KPK menduga Ismail memberikan uang sebesar US$ 30 ribu kepada Ishfah Abidal Aziz alias Alex, yang saat itu menjabat sebagai staf khusus Menteri Agama Yaqut Cholil Qoumas. Tidak hanya itu, Ismail juga diduga menyuap Direktur Jenderal Penyelenggara Ibadah Haji dan Umrah Kementerian Agama, Hilman Latief, sebesar US$ 5 ribu dan 16 ribu riyal Arab Saudi.

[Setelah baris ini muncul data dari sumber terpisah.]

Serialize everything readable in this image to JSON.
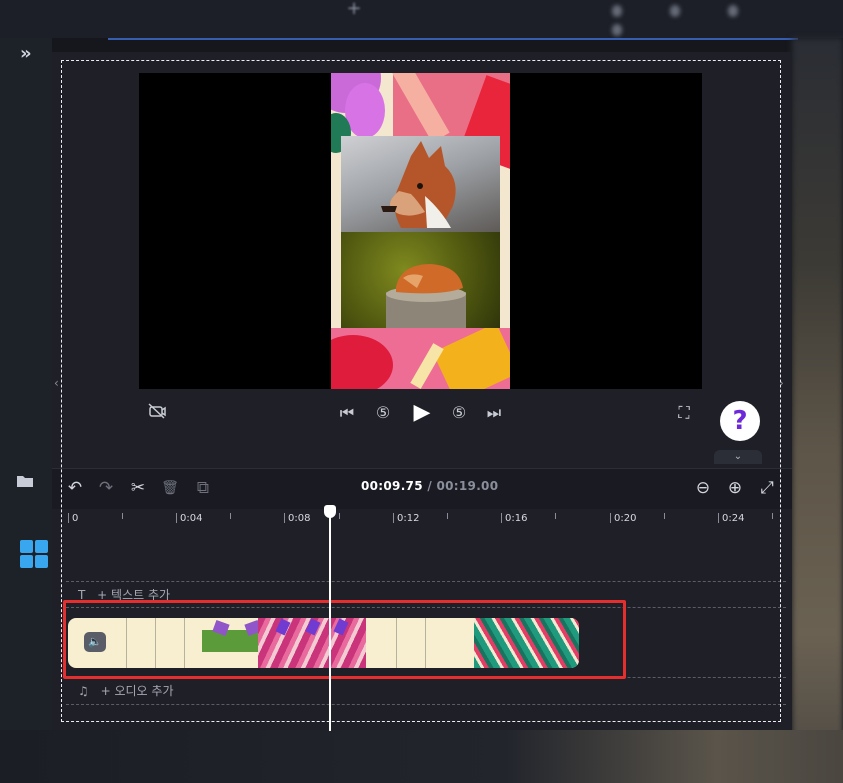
{
  "background": {
    "expand_icon_text": "»",
    "plus_icon_text": "+"
  },
  "player": {
    "controls": {
      "hide_icon": "camera-off-icon",
      "skip_back": "⏮",
      "rewind_5": "⑤",
      "play": "▶",
      "forward_5": "⑤",
      "skip_forward": "⏭",
      "fullscreen": "⛶"
    },
    "help_label": "?",
    "collapse_label": "⌄"
  },
  "timeline": {
    "toolbar": {
      "undo": "↶",
      "redo": "↷",
      "cut": "✂",
      "delete": "🗑",
      "duplicate": "⧉",
      "zoom_out": "⊖",
      "zoom_in": "⊕",
      "fit": "⤢"
    },
    "current_time": "00:09.75",
    "separator": " / ",
    "total_time": "00:19.00",
    "ruler_labels": [
      "0",
      "0:04",
      "0:08",
      "0:12",
      "0:16",
      "0:20",
      "0:24"
    ],
    "text_track_label": "+ 텍스트 추가",
    "audio_track_label": "+ 오디오 추가",
    "text_icon": "T",
    "audio_icon": "♫",
    "mute_icon": "🔈"
  },
  "colors": {
    "highlight": "#e52e2e",
    "help_mark": "#6d28d9",
    "clip_bg": "#f7efcf"
  }
}
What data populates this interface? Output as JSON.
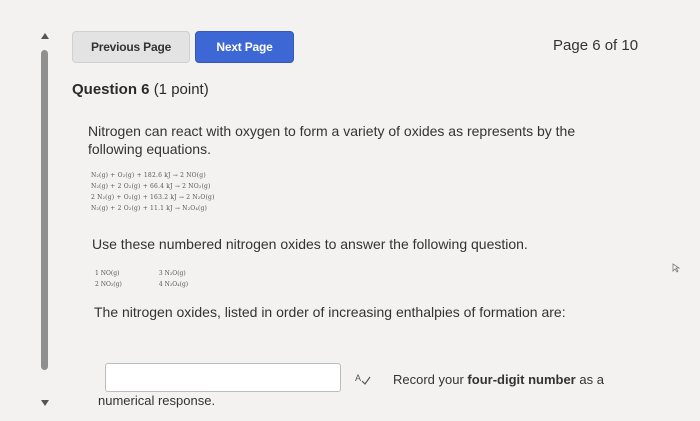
{
  "nav": {
    "previous_label": "Previous Page",
    "next_label": "Next Page",
    "page_indicator": "Page 6 of 10"
  },
  "question": {
    "title": "Question 6",
    "points": "(1 point)",
    "prompt": "Nitrogen can react with oxygen to form a variety of oxides as represents by the following equations.",
    "equations": [
      "N₂(g) + O₂(g) + 182.6 kJ → 2 NO(g)",
      "N₂(g) + 2 O₂(g) + 66.4 kJ → 2 NO₂(g)",
      "2 N₂(g) + O₂(g) + 163.2 kJ → 2 N₂O(g)",
      "N₂(g) + 2 O₂(g) + 11.1 kJ → N₂O₄(g)"
    ],
    "instruction": "Use these numbered nitrogen oxides to answer the following question.",
    "oxides": [
      "1  NO(g)",
      "2  NO₂(g)",
      "3  N₂O(g)",
      "4  N₂O₄(g)"
    ],
    "statement": "The nitrogen oxides, listed in order of increasing enthalpies of formation are:"
  },
  "answer": {
    "value": "",
    "hint_prefix": "Record your ",
    "hint_bold": "four-digit number",
    "hint_suffix": " as a",
    "hint_continuation": "numerical response."
  },
  "icons": {
    "spellcheck": "spellcheck-icon",
    "cursor": "pointer-cursor-icon"
  },
  "colors": {
    "background": "#f3f2f0",
    "next_button": "#3d67d4",
    "previous_button": "#e3e3e3"
  }
}
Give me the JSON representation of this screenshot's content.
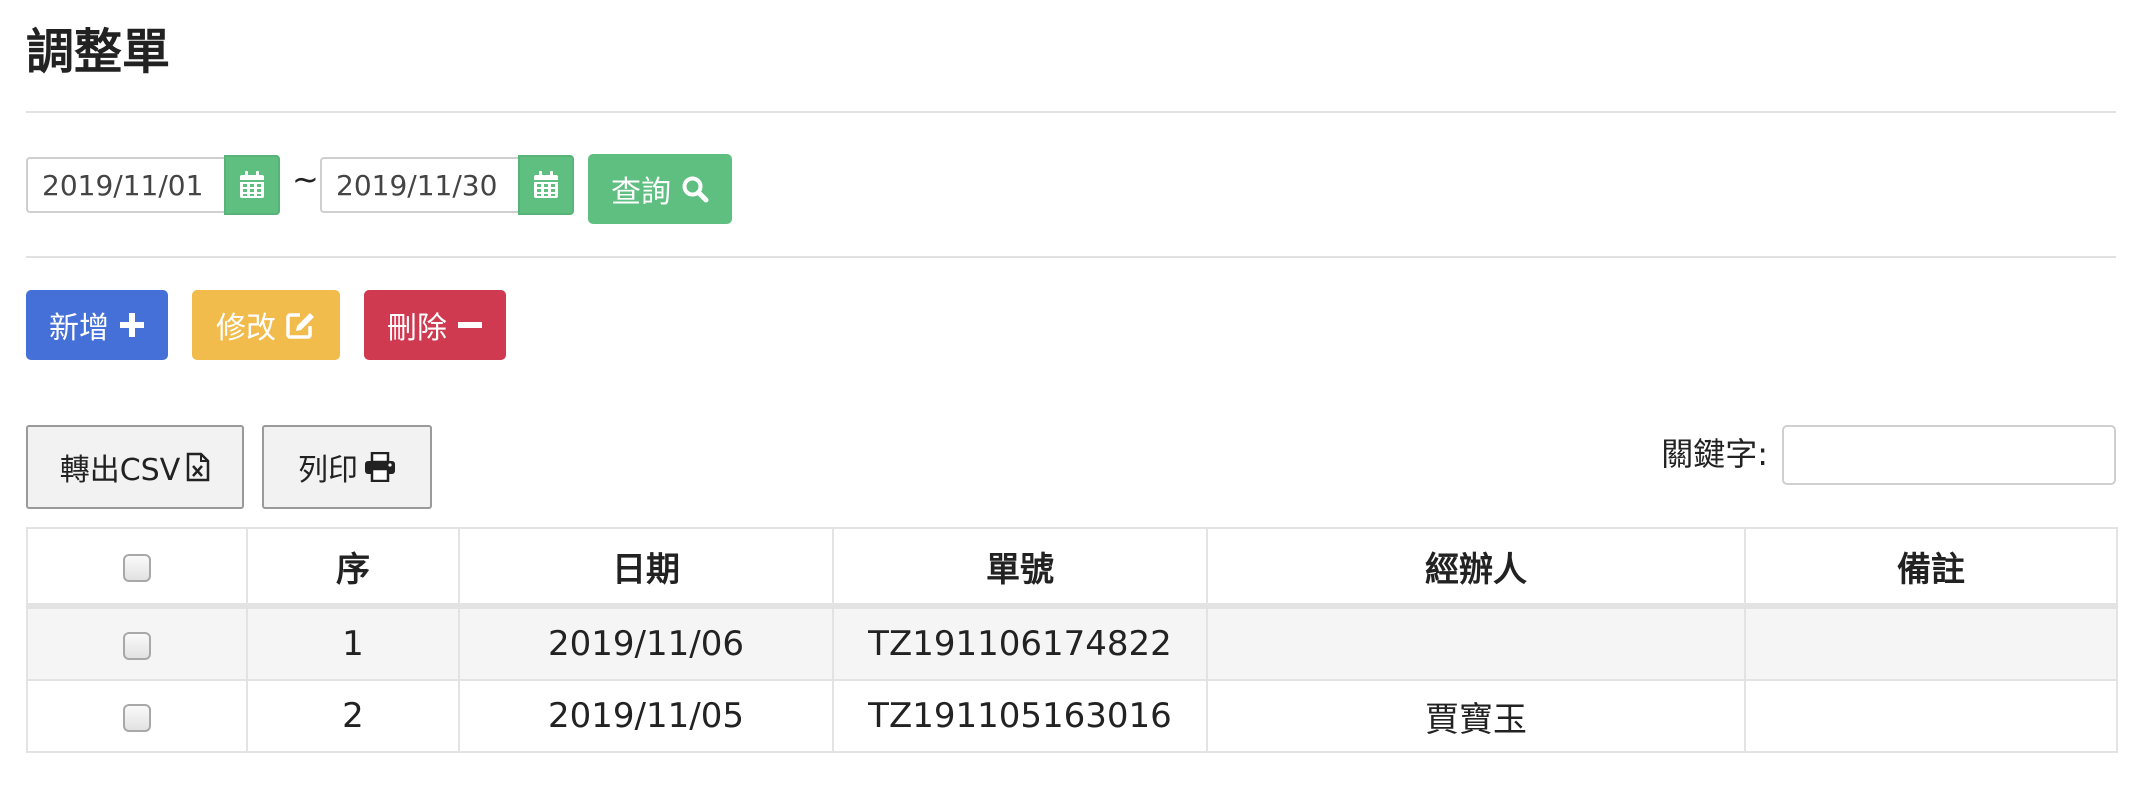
{
  "page": {
    "title": "調整單"
  },
  "filter": {
    "start_date": "2019/11/01",
    "end_date": "2019/11/30",
    "separator": "~",
    "query_label": "查詢"
  },
  "actions": {
    "add_label": "新增",
    "edit_label": "修改",
    "delete_label": "刪除"
  },
  "toolbar": {
    "csv_label": "轉出CSV",
    "print_label": "列印",
    "keyword_label": "關鍵字:",
    "keyword_value": ""
  },
  "table": {
    "headers": [
      "序",
      "日期",
      "單號",
      "經辦人",
      "備註"
    ],
    "rows": [
      {
        "seq": "1",
        "date": "2019/11/06",
        "number": "TZ191106174822",
        "handler": "",
        "note": ""
      },
      {
        "seq": "2",
        "date": "2019/11/05",
        "number": "TZ191105163016",
        "handler": "賈寶玉",
        "note": ""
      }
    ]
  },
  "colors": {
    "green": "#5fbf80",
    "blue": "#4570d8",
    "yellow": "#f1bc4c",
    "red": "#cf3a51"
  },
  "icons": [
    "calendar-icon",
    "search-icon",
    "plus-icon",
    "edit-icon",
    "minus-icon",
    "file-excel-icon",
    "print-icon"
  ]
}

Pemberian uang tersebut diduga kuat terkait pengaturan pengisian kuota haji khusus tambahan untuk perusahaan-perusahaan yang terafiliasi dengan Maktour. Dengan demikian, perusahaan-perusahaan tersebut memperoleh kuota haji khusus tambahan, termasuk kuota haji dengan skema percepatan keberangkatan T0.
Keterlibatan Pihak Lain dalam Kasus Kuota Haji
Selain Ismail Adham, KPK juga menetapkan Komisaris PT Raudah Eksati Utama, Asrul Azis Taba, yang juga menjabat sebagai Ketua Asosiasi Kesatuan Tour Travel Haji Umrah Republik Indonesia (Kesthuri), sebagai tersangka baru dalam kasus ini. Asrul diduga memberikan uang sebesar US$ 406 ribu kepada Alex.
Asep menambahkan bahwa delapan Penyelenggara Ibadah Haji Khusus (PIHK) yang terafiliasi dengan Asrul juga turut memperoleh keuntungan tidak sah sebesar Rp 40,8 miliar pada 2024. Angka ini juga merupakan hasil perhitungan dari auditor.
Uang Suap Diduga Representasi dari Menteri Agama
KPK menduga penerimaan uang oleh Alex dan Hilman Latief dari para tersangka merupakan representasi dari Yaqut Cholil Qoumas. Pasalnya, Yaqut kerap menunjuk Alex dalam berbagai urusan di Kementerian Agama.
Sebagai informasi tambahan, KPK sebelumnya juga telah menetapkan Yaqut Cholil Qoumas dan Ishfah Abidal Aziz sebagai tersangka dalam kasus yang sama. Penyidik langsung menahan keduanya selama 20 hari pertama untuk kepentingan penyidikan lebih lanjut.
Perkembangan Kasus Kuota Haji Terbaru 2026
Kasus dugaan korupsi terkait kuota haji ini terus bergulir dan mengalami perkembangan. KPK terus melakukan pendalaman dan pengembangan kasus untuk mengungkap pihak-pihak lain yang mungkin terlibat. Tentunya, update 2026 ini menjadi perhatian publik terkait penyelenggaraan ibadah haji di Indonesia.
Akibatnya, kepercayaan masyarakat terhadap lembaga-lembaga terkait penyelenggaraan haji sedikit goyah. Namun, KPK berkomitmen untuk menuntaskan kasus ini secara transparan dan akuntabel demi menjaga integritas penyelenggaraan ibadah haji di Indonesia.
Efek Jera Kasus Korupsi Kuota Haji
Di sisi lain, pakar hukum menilai kasus korupsi kuota haji ini menjadi momentum penting untuk melakukan evaluasi menyeluruh terhadap sistem penyelenggaraan ibadah haji di Indonesia. Sistem yang lebih transparan dan akuntabel diharapkan dapat mencegah terjadinya praktik korupsi serupa di masa depan.
Dengan demikian, kasus ini diharapkan memberikan efek jera bagi para pelaku korupsi dan menjadi pelajaran berharga bagi semua pihak yang terlibat dalam penyelenggaraan ibadah haji. Masyarakat berharap agar penyelenggaraan ibadah haji dapat dilakukan secara profesional dan bebas dari praktik korupsi.
Kesimpulan
Singkatnya, kasus dugaan korupsi kuota haji yang melibatkan Maktour dan sejumlah pihak di Kementerian Agama menjadi tamparan keras bagi penyelenggaraan ibadah haji di Indonesia. KPK terus berupaya mengungkap seluruh pihak yang terlibat dan menuntaskan kasus ini secara transparan dan akuntabel. Kasus ini diharapkan menjadi momentum untuk memperbaiki sistem penyelenggaraan ibadah haji di Indonesia agar lebih transparan, akuntabel, dan bebas dari praktik korupsi.